For us, notwithstanding the AG's response, we continue to standby our stated position as clearly articulated and stated in our write-up to which the AG responded in her said letter.
Suffice only to submit these additional comments to say:
1. It is unfortunate the AG did not explain the retrospective and retroactive applications of amended legislations that went into the Alienation of Customary Land Act 1965 (ACLA) that caused it to be replaced by the legislation passed in June last year 2019 now called the Leasing and Licensing of Customary Land Act 1965 (LLCL) as these are all relevant to the basis of our concerns.
- the fact that the Deed System of land registration at the time of ACLA in 1965 was consistent with the prohibition spirit and intent of Article 102 of the Constitution in relation to alienation of customary lands
- LTRA2008 (section 9) required registration of all lands including customary land leases since 1965 and for the first time, the Constitution prohibition on alienation of customary lands no longer applied. LTRA was amended in 2015 just to address the concerns about issues of 'registration' and 'recording' of customary land leases under LTRA with indefeasibility of title requirements.
- Supreme Court decision on Sections 25 and 26 LTRA on customary land leases is clear on customary lands being part of LTRA.
- customary lands being part of LTRA despite its exclusion under Section 22 of LLCL does indeed give rise to operations of Article 109 of Constitution, requirement for Referendum.
- The Customary Lands Advisory Commission Act 2013 (CLAC) Section 15 Consequential amendment attempted to explain for the first time what a 'lease interest' entails to include mortgage of interest in customary land leases or license. This was inserted into the ACLA 1965
2. We said that the propaganda by M.N.R.E. was misleading and unlawful. We ask:
- Part 3 of the LLCL address Provision Applicable to Mortgage of Leases of Customary Lands is clear on the fact that contrary to the AG's explanation that only 'interests' of customary land leases are mortgaged, the title of Part 3 is clear about customary land 'leases' being mortgaged. There are many conflicting language in the LLCA on this which make it misleading and unlawful.

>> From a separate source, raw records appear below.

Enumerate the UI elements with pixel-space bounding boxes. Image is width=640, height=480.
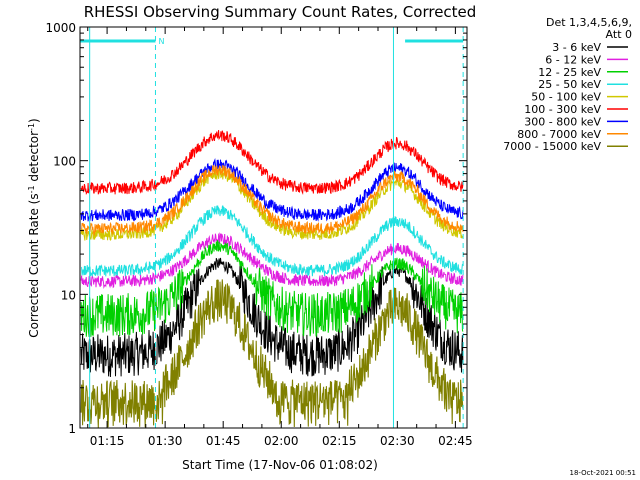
legend-label-5: 100 - 300 keV [524, 103, 601, 116]
y-tick-label-1: 10 [61, 288, 76, 302]
chart-title: RHESSI Observing Summary Count Rates, Co… [84, 3, 477, 21]
legend-label-0: 3 - 6 keV [552, 41, 601, 54]
x-tick-label-6: 02:45 [438, 434, 473, 448]
x-tick-label-0: 01:15 [90, 434, 125, 448]
y-tick-label-0: 1 [68, 422, 76, 436]
legend-label-6: 300 - 800 keV [524, 115, 601, 128]
y-axis-label: Corrected Count Rate (s-1 detector-1) [27, 118, 41, 337]
y-axis-label-mid: detector [27, 131, 41, 186]
y-axis-label-sup1: -1 [27, 185, 36, 193]
series-line-6 [80, 157, 464, 222]
x-tick-label-2: 01:45 [206, 434, 241, 448]
legend-label-1: 6 - 12 keV [545, 53, 601, 66]
footer-timestamp: 18-Oct-2021 00:51 [570, 469, 636, 477]
legend-label-3: 25 - 50 keV [538, 78, 601, 91]
x-tick-label-3: 02:00 [264, 434, 299, 448]
legend-header-line1: Det 1,3,4,5,6,9, [546, 16, 632, 29]
series-line-5 [80, 130, 464, 195]
legend-label-8: 7000 - 15000 keV [503, 140, 601, 153]
y-tick-label-2: 100 [53, 155, 76, 169]
y-tick-label-3: 1000 [45, 21, 76, 35]
series-line-8 [80, 279, 464, 428]
legend-label-2: 12 - 25 keV [538, 66, 601, 79]
y-axis-label-end: ) [27, 118, 41, 123]
plot-area: N [80, 27, 464, 428]
plot-frame [79, 26, 468, 429]
x-tick-label-1: 01:30 [148, 434, 183, 448]
legend-label-7: 800 - 7000 keV [517, 128, 601, 141]
series-line-3 [80, 205, 463, 277]
series-line-0 [80, 257, 464, 378]
legend-label-4: 50 - 100 keV [531, 91, 601, 104]
x-tick-label-5: 02:30 [380, 434, 415, 448]
series-line-1 [80, 232, 464, 290]
x-axis-label: Start Time (17-Nov-06 01:08:02) [182, 458, 378, 472]
axes: 01:15 01:30 01:45 02:00 02:15 02:30 02:45 1 10 10… [45, 21, 472, 448]
saa-flag-label: N [158, 37, 164, 46]
legend-header-line2: Att 0 [606, 28, 632, 41]
x-tick-label-4: 02:15 [322, 434, 357, 448]
y-axis-label-sup2: -1 [27, 123, 36, 131]
y-axis-label-main: Corrected Count Rate (s [27, 193, 41, 337]
series-line-2 [80, 240, 464, 338]
series-line-7 [81, 164, 464, 237]
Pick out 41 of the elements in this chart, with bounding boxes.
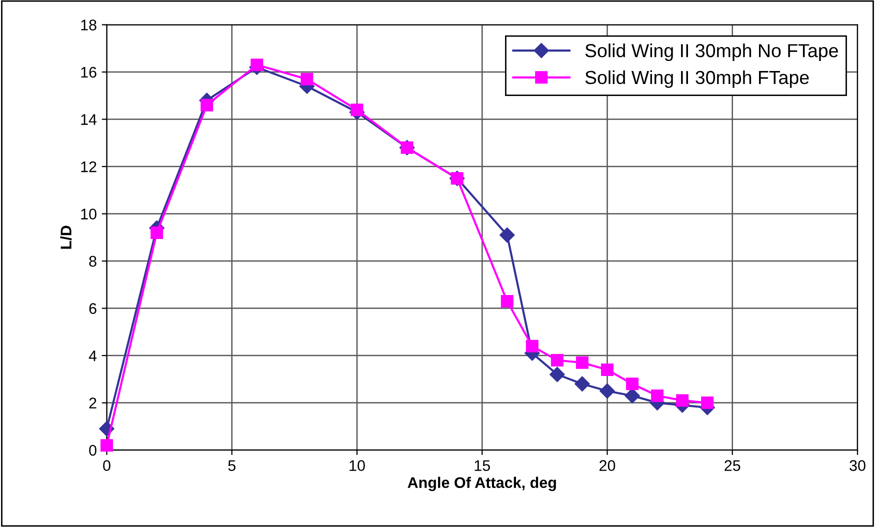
point: [574, 376, 590, 392]
y-tick-label: 10: [81, 208, 96, 220]
y-tick-label: 12: [81, 161, 96, 172]
point: [500, 294, 514, 308]
point: [624, 388, 640, 404]
x-tick-label: 25: [724, 460, 740, 471]
y-tick-label: 4: [88, 350, 97, 362]
point: [500, 227, 515, 243]
point: [601, 363, 614, 376]
y-tick-label: 6: [89, 303, 96, 314]
point: [676, 394, 689, 407]
point: [701, 396, 714, 410]
y-tick-label: 8: [89, 256, 96, 267]
legend-label: Solid Wing II 30mph No FTape: [585, 44, 838, 61]
x-tick-label: 30: [850, 460, 866, 471]
y-tick-label: 16: [81, 66, 96, 78]
point: [550, 366, 565, 382]
legend-label: Solid Wing II 30mph FTape: [585, 70, 809, 88]
point: [100, 439, 113, 452]
point: [350, 104, 364, 116]
point: [150, 226, 164, 239]
y-axis-title: L/D: [60, 226, 72, 249]
x-tick-label: 15: [474, 460, 490, 471]
point: [626, 378, 639, 390]
x-axis-title: Angle Of Attack, deg: [408, 476, 556, 492]
y-tick-label: 2: [89, 398, 96, 408]
y-tick-label: 14: [81, 114, 97, 125]
point: [550, 354, 564, 367]
point: [250, 58, 264, 72]
x-tick-label: 5: [228, 460, 236, 471]
point: [526, 340, 538, 352]
point: [300, 72, 314, 86]
point: [576, 356, 588, 369]
x-tick-label: 20: [600, 460, 616, 471]
point: [200, 98, 214, 112]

- paragraph 16 of our submission talks about how incredibly odd that foreclosure process is not spelled out by the amended LLCA law as mortgages cannot exists without foreclosures and need to be clear of what are the rights and responsibilities of the different parties in the event of a mortgage default. This again in our view renders LLCA in MNRE propaganda misleading and unlawful.
- Section 21 of LLCA on Regulations that gives effect to Part 3 of LLCA continues to be NOT available when we checked with staff of Legislative after some 17 months since the legislation was passed. In our view, this renders the propaganda of the LLCA by MNRE both misleading and unlawful
3. Supreme Court Decision in paragraph 5 of our submission on customary land leases being 'public land' leases, if read with the Land Survey and Environment Amendment Act 2016, renders customary land leases as 'public land' leases being allowed to be leased for 99 years, This is tantamount to alienation of customary lands contrary to prohibition under Article 102 of Constitution.
We request that people read both our submission and AG's letter to make up their own minds on what is articulated and explained. Together with the foregoing added comments, we hope the information will help. For us, this further substantiate our concern that customary lands are no longer protected by the Constitution, and the MNRE propaganda is both misleading and unlawful.
Fa’afetai lava and have a pleasant weekend.